After calculating similar instructors, we use the Rankers and Filters approach again to filter for classes only taught by the unexplored similar instructors of the user's favorite instructors to generate the recommendations. Even though the instructors would be different from what the Members may be used to, by choosing from the recommendations with the highest scores, we still recommend classes where the other attributes of the class (i.e. class type, music, etc.) may still match the user preferences of the Member.

An example of exploratory instructor based recommendations for a user.

Exploration through your Favorite Artists

Music is core to the Peloton experience, and users can give feedback on what music they like through three main avenues:

During a class, a user can explicitly “heart” a song that is currently playing (shown in the picture below)
After a class, a user can explicitly rate how the playlist was for the class
Users can implicitly tell us they like certain music if they take a music-themed class (i.e. if a user takes a whole class dedicated to one specific artist).

A user is able to “heart” a song that is currently playing in a class at the top left of the screen

Thus, we also set out to recommend classes based on a Member’s favorite music. In a similar approach to instructor based recommendations, we used collaborative filtering to learn user affinities on an artist-level. The values of the rating matrix was based on a weighted sum of feedback from the three aforementioned possible sources (i.e. if a user explicitly likes a song, that is 10 points for the specific artist. If a user doesn’t explicitly give feedback but takes a specific artist-series class, that is 1 point, etc.).
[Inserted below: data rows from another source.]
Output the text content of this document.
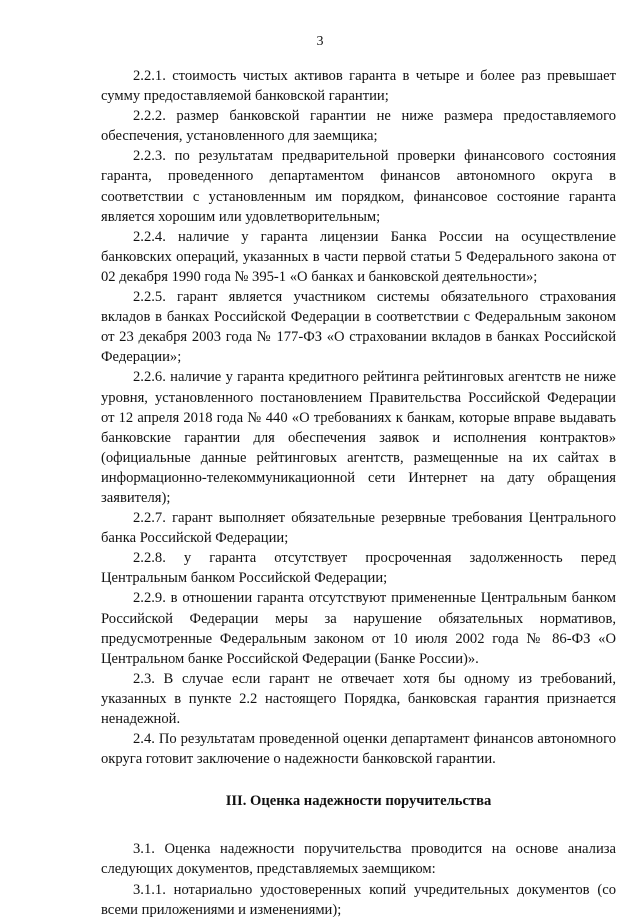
3

2.2.1. стоимость чистых активов гаранта в четыре и более раз превышает сумму предоставляемой банковской гарантии;

2.2.2. размер банковской гарантии не ниже размера предоставляемого обеспечения, установленного для заемщика;

2.2.3. по результатам предварительной проверки финансового состояния гаранта, проведенного департаментом финансов автономного округа в соответствии с установленным им порядком, финансовое состояние гаранта является хорошим или удовлетворительным;

2.2.4. наличие у гаранта лицензии Банка России на осуществление банковских операций, указанных в части первой статьи 5 Федерального закона от 02 декабря 1990 года № 395-1 «О банках и банковской деятельности»;

2.2.5. гарант является участником системы обязательного страхования вкладов в банках Российской Федерации в соответствии с Федеральным законом от 23 декабря 2003 года № 177-ФЗ «О страховании вкладов в банках Российской Федерации»;

2.2.6. наличие у гаранта кредитного рейтинга рейтинговых агентств не ниже уровня, установленного постановлением Правительства Российской Федерации от 12 апреля 2018 года № 440 «О требованиях к банкам, которые вправе выдавать банковские гарантии для обеспечения заявок и исполнения контрактов» (официальные данные рейтинговых агентств, размещенные на их сайтах в информационно-телекоммуникационной сети Интернет на дату обращения заявителя);

2.2.7. гарант выполняет обязательные резервные требования Центрального банка Российской Федерации;

2.2.8. у гаранта отсутствует просроченная задолженность перед Центральным банком Российской Федерации;

2.2.9. в отношении гаранта отсутствуют примененные Центральным банком Российской Федерации меры за нарушение обязательных нормативов, предусмотренные Федеральным законом от 10 июля 2002 года № 86-ФЗ «О Центральном банке Российской Федерации (Банке России)».

2.3. В случае если гарант не отвечает хотя бы одному из требований, указанных в пункте 2.2 настоящего Порядка, банковская гарантия признается ненадежной.

2.4. По результатам проведенной оценки департамент финансов автономного округа готовит заключение о надежности банковской гарантии.

III. Оценка надежности поручительства

3.1. Оценка надежности поручительства проводится на основе анализа следующих документов, представляемых заемщиком:

3.1.1. нотариально удостоверенных копий учредительных документов (со всеми приложениями и изменениями);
After calculating the user-artist affinity scores with the model, we aggregate them for each playlist attached to a class to come up with an overall user-playlist affinity score. This score is then scaled using duration affinity and is used to generate class recommendations for the row. We purposefully don’t take into account any other user preference other than the class duration so that users may be able to find new types of classes while listening to artists they already like. We do, however, explicitly account for class duration preferences, since most of our users have a hard constraint on how long they can devote to a class.

The advantage of learning affinities at the granularity level of the artist is that we are able to exactly pinpoint a featured artist that the user likes the most in the playlist as a micro-explanation for each individual class recommendation as shown below.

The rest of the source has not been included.